PLoS genetics

Transcriptional mutagenesis induced by 8-oxoguanine in mammalian cells.

PMID 19629170


Most of the somatic cells of adult metazoans, including mammals, do not undergo continuous cycles of replication. Instead, they are quiescent and devote most of their metabolic activity to gene expression. The mutagenic consequences of exposure to DNA-damaging agents are well documented, but less is known about the impact of DNA lesions on transcription. To investigate this impact, we developed a luciferase-based expression system. This system consists of two types of construct composed of a DNA template containing an 8-oxoguanine, paired either with a thymine or a cytosine, placed at defined positions along the transcribed strand of the reporter gene. Analyses of luciferase gene expression from the two types of construct showed that efficient but error-prone transcriptional bypass of 8-oxoguanine occurred in vivo, and that this lesion was not repaired by the transcription-coupled repair machinery in mammalian cells. The analysis of luciferase activity expressed from 8OG:T-containing constructs indicated that the magnitude of erroneous transcription events involving 8-oxoguanine depended on the sequence contexts surrounding the lesion.

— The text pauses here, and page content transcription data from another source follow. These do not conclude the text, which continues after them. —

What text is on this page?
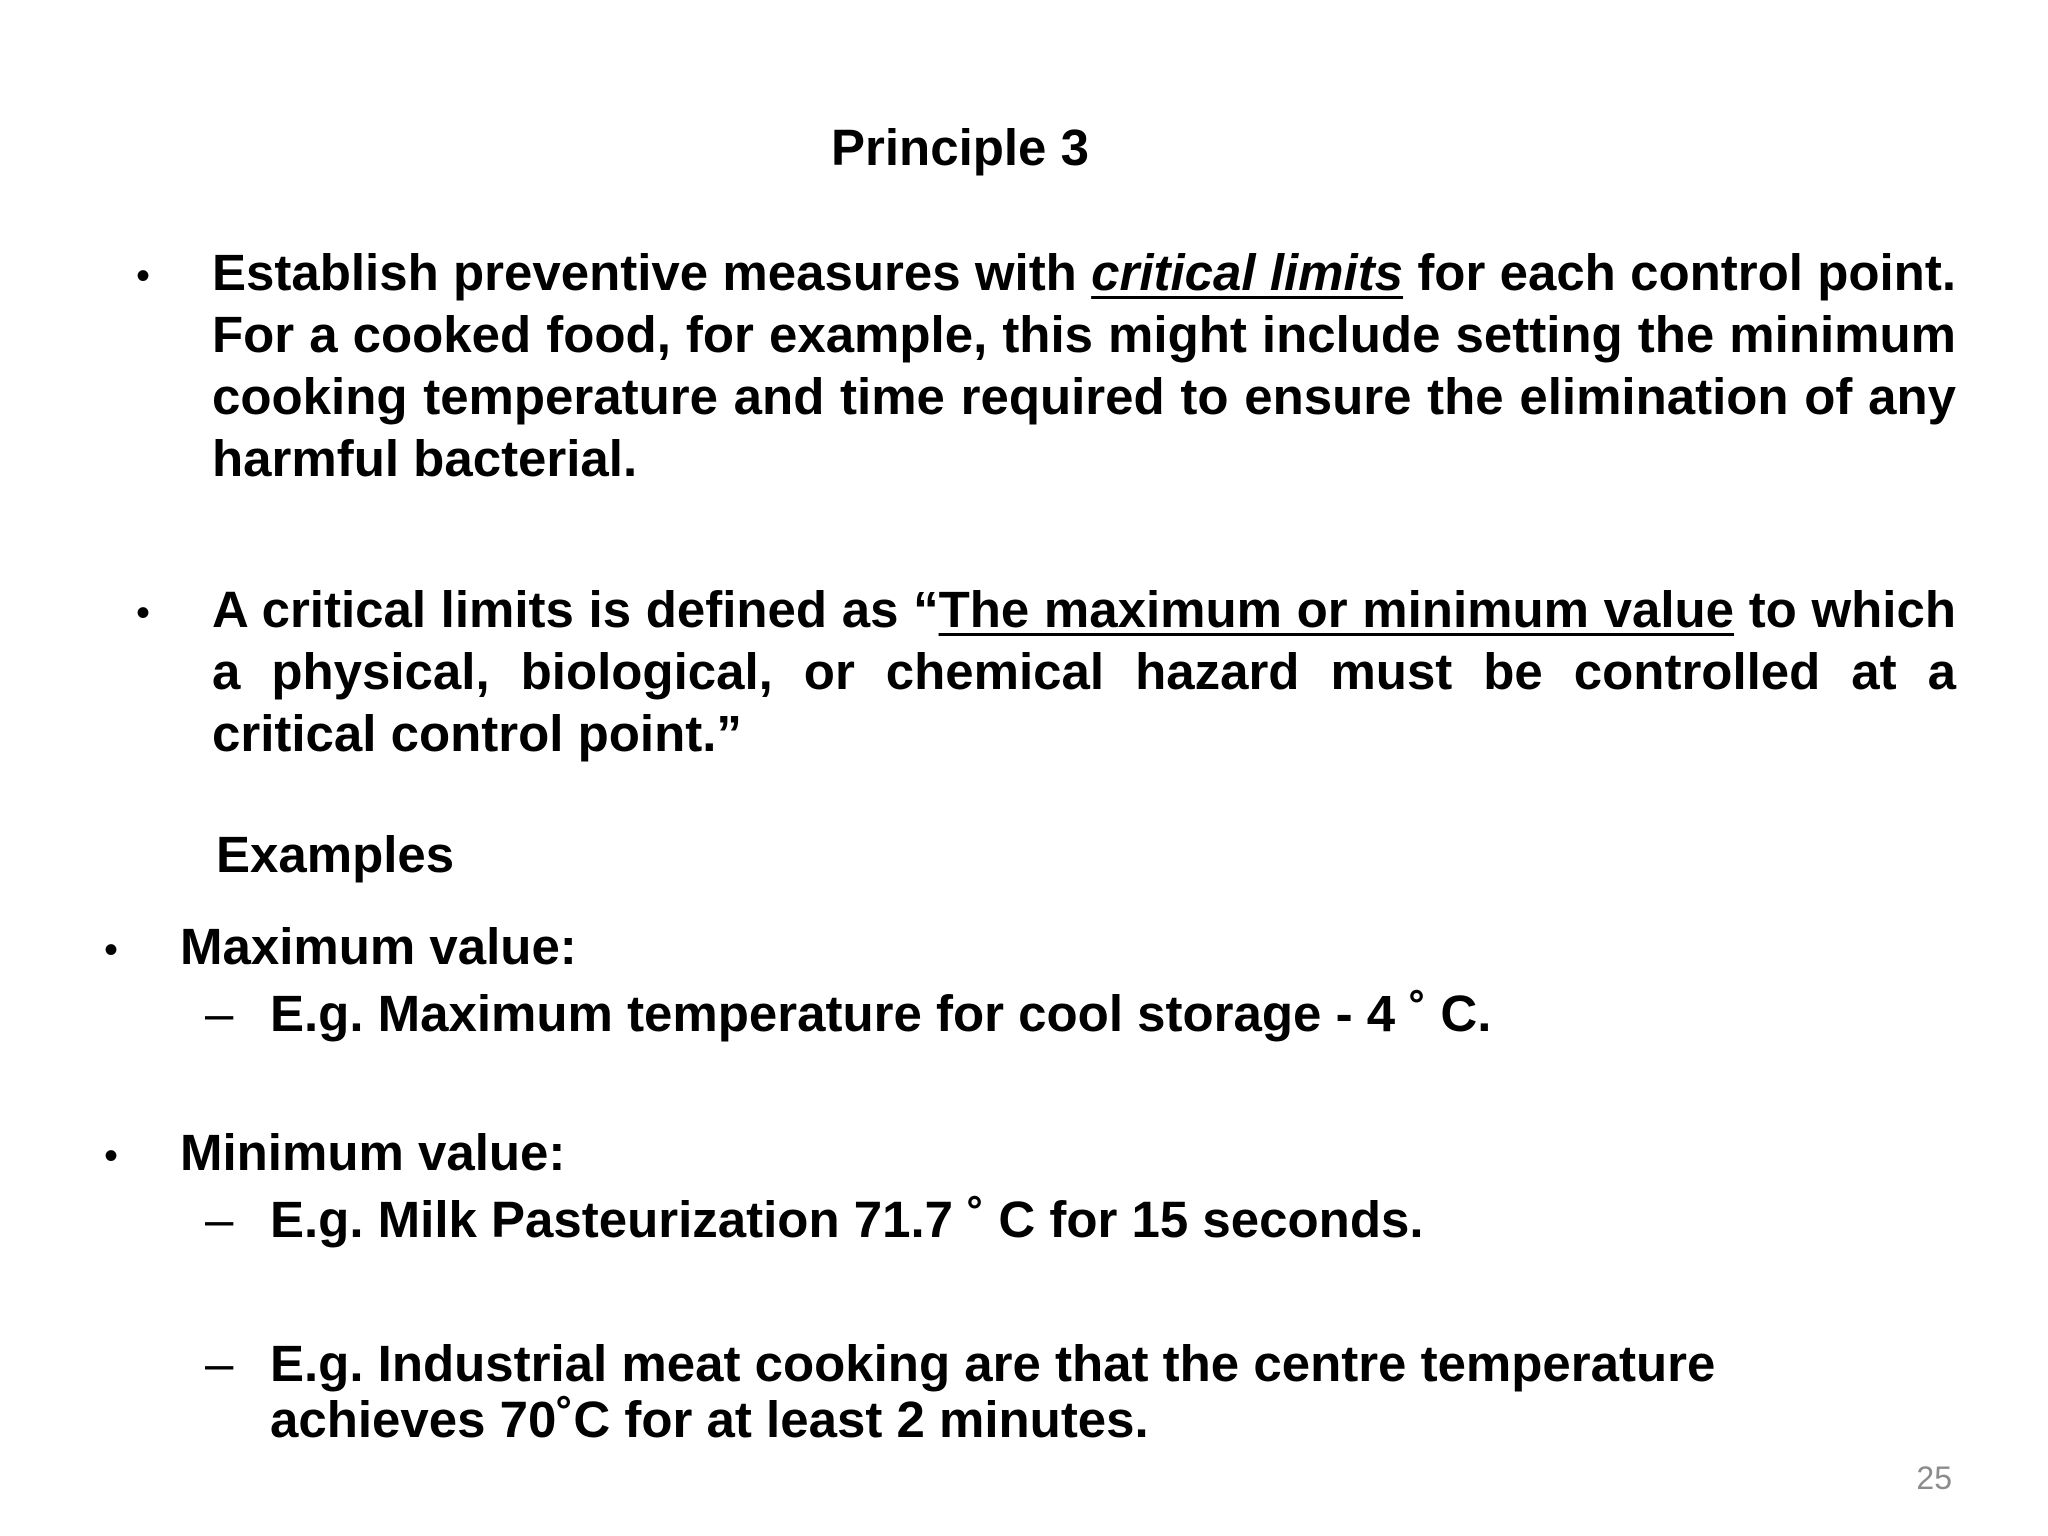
Principle 3
• Establish preventive measures with critical limits for each control point. For a cooked food, for example, this might include setting the minimum cooking temperature and time required to ensure the elimination of any harmful bacterial.
• A critical limits is defined as “The maximum or minimum value to which a physical, biological, or chemical hazard must be controlled at a critical control point.”
Examples
• Maximum value:
– E.g. Maximum temperature for cool storage - 4 ˚ C.
• Minimum value:
– E.g. Milk Pasteurization 71.7 ˚ C for 15 seconds.
– E.g. Industrial meat cooking are that the centre temperature
achieves 70˚C for at least 2 minutes.
25
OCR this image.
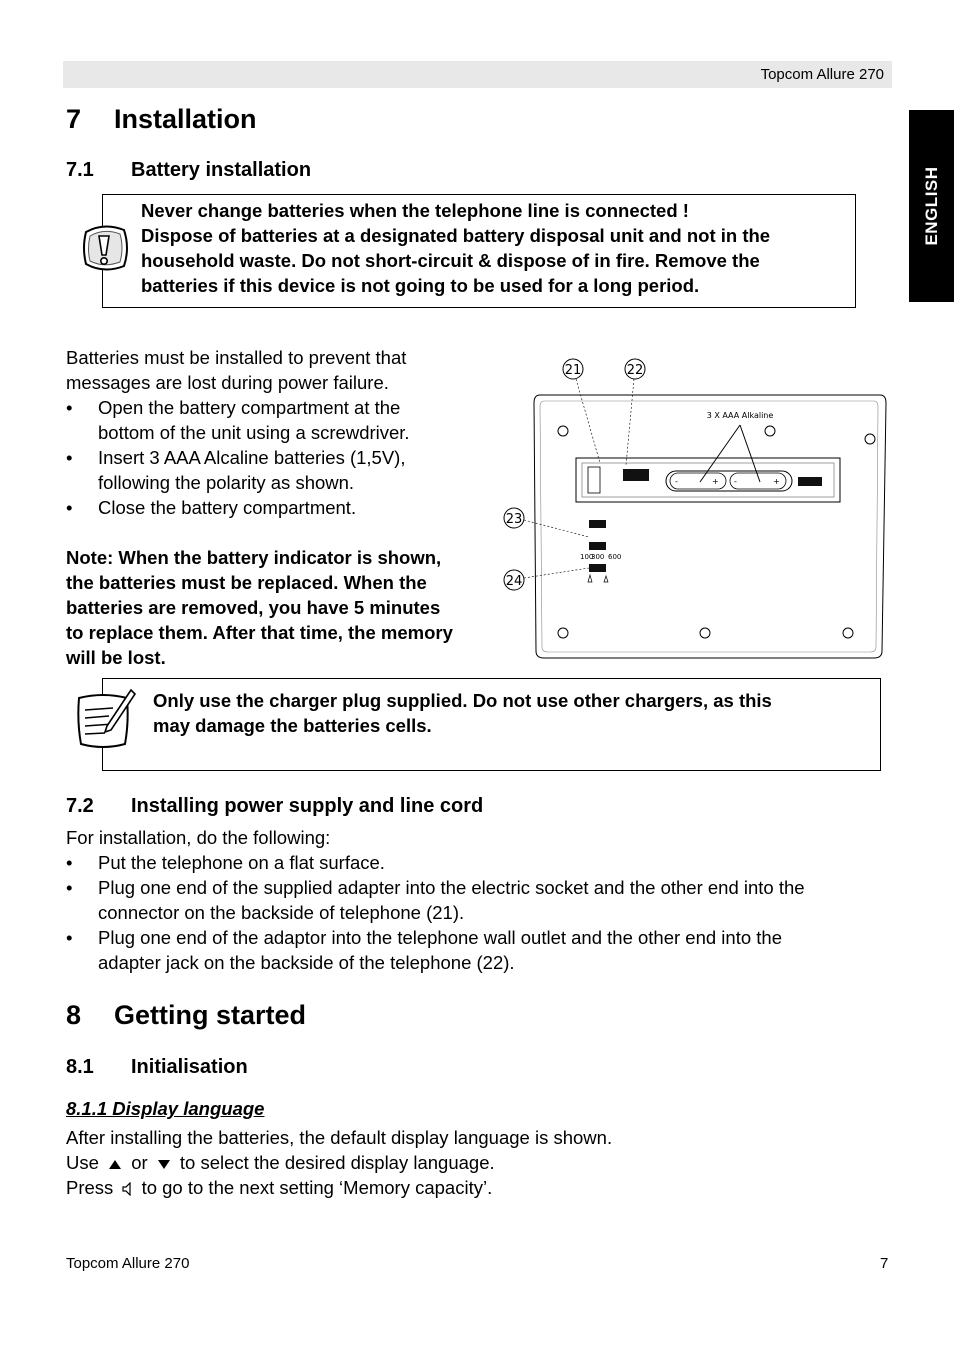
Topcom Allure 270
ENGLISH
7 Installation
7.1 Battery installation

Never change batteries when the telephone line is connected !

Dispose of batteries at a designated battery disposal unit and not in the

household waste. Do not short-circuit & dispose of in fire. Remove the

batteries if this device is not going to be used for a long period.

Batteries must be installed to prevent that

messages are lost during power failure.

• Open the battery compartment at the
bottom of the unit using a screwdriver.
• Insert 3 AAA Alcaline batteries (1,5V),
following the polarity as shown.
• Close the battery compartment.

Note: When the battery indicator is shown,

the batteries must be replaced. When the

batteries are removed, you have 5 minutes

to replace them. After that time, the memory

will be lost.

-	+ -	+
3 X AAA Alkaline
100
300 600
21	22
23
24

Only use the charger plug supplied. Do not use other chargers, as this

may damage the batteries cells.

7.2 Installing power supply and line cord

For installation, do the following:

• Put the telephone on a flat surface.
• Plug one end of the supplied adapter into the electric socket and the other end into the
connector on the backside of telephone (21).
• Plug one end of the adaptor into the telephone wall outlet and the other end into the
adapter jack on the backside of the telephone (22).
8 Getting started
8.1 Initialisation
8.1.1 Display language

After installing the batteries, the default display language is shown.

Use or to select the desired display language.

Press to go to the next setting ‘Memory capacity’.

Topcom Allure 270	7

Additionally, sequencing of the transcript population expressed from these constructs showed that RNA polymerase II mostly inserted an adenine opposite to 8-oxoguanine. Analysis of luciferase expression from 8OG:C-containing constructs showed that the generated aberrant mRNAs led to the production of mutant proteins with the potential to induce a long-term phenotypical change. These findings reveal that erroneous transcription over DNA lesions may induce phenotypical changes with the potential to alter the fate of non-replicating cells.